O’Canada Food Month / Installment 7
Happy Easter to those that celebrate this holiday. Many Canadians will also be enjoying tomorrow off from work as they observe Easter Monday as a public holiday, a day off that we do not have here in the States. Because today is Easter and given the custom in both countries of giving candy to children on this holiday, for the last day of O’Canada Food Month, I thought I’d highlight popular Canadian candies.
While I’m not a big eater of chocolate or other candy, it’s easy to recognize that among comfort foods candies occupy a special place, especially because they frequently bring us back to memories of childhood. Among the leading confectioners plying their trade in Canada is Cadbury and Nestle, both of which appear to dominate offerings of chocolate candies in Canada. I assume this is because of the country’s longer standing connection to and influence by Europe, where both those companies are based (Cadbury in England; Nestle in Switzerland). By contrast, while Cadbury and Nestle products can be found in the U.S., not surprisingly candies by U.S.-based Mars and Hershey are more common here.

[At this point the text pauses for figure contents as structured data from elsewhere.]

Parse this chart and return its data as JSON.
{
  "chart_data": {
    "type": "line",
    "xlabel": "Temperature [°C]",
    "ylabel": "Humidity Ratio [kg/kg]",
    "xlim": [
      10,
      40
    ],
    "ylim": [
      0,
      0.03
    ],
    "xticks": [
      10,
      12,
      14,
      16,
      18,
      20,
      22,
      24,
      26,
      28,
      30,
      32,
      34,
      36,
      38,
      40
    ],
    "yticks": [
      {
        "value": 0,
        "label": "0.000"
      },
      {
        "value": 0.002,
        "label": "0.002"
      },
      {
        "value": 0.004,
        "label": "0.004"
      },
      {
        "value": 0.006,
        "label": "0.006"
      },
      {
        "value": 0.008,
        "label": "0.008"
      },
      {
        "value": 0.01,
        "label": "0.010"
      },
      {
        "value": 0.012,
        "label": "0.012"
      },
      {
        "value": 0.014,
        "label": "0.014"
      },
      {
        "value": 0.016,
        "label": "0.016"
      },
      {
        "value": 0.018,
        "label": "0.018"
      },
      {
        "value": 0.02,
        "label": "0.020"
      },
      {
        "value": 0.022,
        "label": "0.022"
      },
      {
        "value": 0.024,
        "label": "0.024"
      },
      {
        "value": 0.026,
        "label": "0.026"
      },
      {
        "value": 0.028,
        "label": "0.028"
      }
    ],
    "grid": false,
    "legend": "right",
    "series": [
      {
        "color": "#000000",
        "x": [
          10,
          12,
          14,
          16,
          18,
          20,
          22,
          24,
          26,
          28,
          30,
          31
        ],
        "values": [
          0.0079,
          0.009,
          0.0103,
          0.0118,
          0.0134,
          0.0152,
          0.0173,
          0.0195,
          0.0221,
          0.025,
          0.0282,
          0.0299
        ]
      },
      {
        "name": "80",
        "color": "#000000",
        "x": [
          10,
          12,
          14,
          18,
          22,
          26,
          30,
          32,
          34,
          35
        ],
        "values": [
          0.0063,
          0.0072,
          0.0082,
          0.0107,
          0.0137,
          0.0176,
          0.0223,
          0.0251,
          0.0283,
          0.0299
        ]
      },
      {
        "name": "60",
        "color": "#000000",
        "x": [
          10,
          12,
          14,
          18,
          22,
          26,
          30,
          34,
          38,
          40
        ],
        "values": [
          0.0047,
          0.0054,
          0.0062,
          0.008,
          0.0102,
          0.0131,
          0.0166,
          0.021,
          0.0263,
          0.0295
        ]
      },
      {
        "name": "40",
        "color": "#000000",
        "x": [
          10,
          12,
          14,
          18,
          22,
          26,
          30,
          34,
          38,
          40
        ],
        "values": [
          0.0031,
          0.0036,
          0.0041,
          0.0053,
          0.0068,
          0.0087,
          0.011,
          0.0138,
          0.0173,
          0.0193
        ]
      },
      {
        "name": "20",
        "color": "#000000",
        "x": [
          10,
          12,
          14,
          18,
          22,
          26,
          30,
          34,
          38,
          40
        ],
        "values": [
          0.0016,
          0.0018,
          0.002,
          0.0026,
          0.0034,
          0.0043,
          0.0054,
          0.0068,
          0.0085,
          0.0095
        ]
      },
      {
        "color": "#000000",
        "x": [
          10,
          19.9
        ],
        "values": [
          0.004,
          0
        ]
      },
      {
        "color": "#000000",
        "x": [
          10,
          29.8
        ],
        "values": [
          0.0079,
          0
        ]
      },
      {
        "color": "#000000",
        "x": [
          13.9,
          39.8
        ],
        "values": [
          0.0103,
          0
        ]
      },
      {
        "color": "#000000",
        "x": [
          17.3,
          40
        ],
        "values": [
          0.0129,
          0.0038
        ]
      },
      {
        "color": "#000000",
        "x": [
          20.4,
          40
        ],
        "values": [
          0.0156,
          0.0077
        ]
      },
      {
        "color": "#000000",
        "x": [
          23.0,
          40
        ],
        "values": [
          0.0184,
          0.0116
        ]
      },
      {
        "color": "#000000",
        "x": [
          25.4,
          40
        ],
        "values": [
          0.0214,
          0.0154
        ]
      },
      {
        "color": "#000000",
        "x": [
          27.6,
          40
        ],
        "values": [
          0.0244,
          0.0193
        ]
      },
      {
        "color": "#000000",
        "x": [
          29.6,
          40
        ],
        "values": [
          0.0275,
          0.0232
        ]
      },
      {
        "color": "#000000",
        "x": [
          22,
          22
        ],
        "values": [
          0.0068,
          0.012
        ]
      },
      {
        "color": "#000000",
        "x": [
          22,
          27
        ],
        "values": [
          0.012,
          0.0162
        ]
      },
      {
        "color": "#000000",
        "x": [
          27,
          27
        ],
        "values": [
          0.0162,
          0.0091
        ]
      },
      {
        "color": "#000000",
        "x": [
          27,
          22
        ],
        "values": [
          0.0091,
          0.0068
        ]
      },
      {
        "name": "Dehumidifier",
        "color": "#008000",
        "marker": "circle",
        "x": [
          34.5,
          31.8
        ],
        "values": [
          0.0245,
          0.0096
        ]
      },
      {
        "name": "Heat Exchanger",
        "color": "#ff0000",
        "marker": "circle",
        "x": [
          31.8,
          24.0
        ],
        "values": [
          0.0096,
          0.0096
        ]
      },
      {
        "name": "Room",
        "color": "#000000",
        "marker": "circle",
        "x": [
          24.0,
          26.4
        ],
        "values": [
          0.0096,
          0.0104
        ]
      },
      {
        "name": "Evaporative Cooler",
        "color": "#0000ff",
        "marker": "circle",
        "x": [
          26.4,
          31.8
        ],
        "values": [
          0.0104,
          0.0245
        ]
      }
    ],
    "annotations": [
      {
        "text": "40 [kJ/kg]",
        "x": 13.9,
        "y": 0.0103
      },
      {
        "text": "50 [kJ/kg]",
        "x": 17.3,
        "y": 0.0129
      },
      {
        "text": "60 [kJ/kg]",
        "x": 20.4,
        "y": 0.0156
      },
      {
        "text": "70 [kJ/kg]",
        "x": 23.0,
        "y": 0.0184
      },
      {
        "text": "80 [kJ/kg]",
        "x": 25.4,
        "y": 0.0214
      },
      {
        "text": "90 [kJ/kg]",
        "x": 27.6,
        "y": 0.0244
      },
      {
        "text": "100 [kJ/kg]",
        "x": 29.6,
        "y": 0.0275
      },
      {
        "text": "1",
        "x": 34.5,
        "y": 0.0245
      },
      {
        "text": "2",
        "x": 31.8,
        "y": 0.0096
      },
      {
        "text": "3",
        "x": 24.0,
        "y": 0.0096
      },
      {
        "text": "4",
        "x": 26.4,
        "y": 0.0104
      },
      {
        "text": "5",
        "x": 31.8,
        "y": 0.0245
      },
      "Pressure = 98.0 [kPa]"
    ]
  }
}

There are certainly many candies in common in both places — such as Snickers, Crunch, Kit Kat and Rolo chocolates — but there are quite a few products that can only be found in Canada. These include Smarties chocolates (similar to M&Ms and not to be confused with the tart candy wafers that bear the Smarties name in the U.S.), Coffee Crisp, Aero, Crispy Crunch, Maltesers and Wunderbar. Also worth mentioning are Kinder Eggs, which are hollow chocolate eggs with a toy surprise inside that, while not strictly a Canadian candy, are widely sold there but are oddly banned in the U.S. (due to possible choking hazards among very young children). Here in the States, Necco offers a line of mint candies called Canada Mints, but I’m not sure how popular those are in Canada.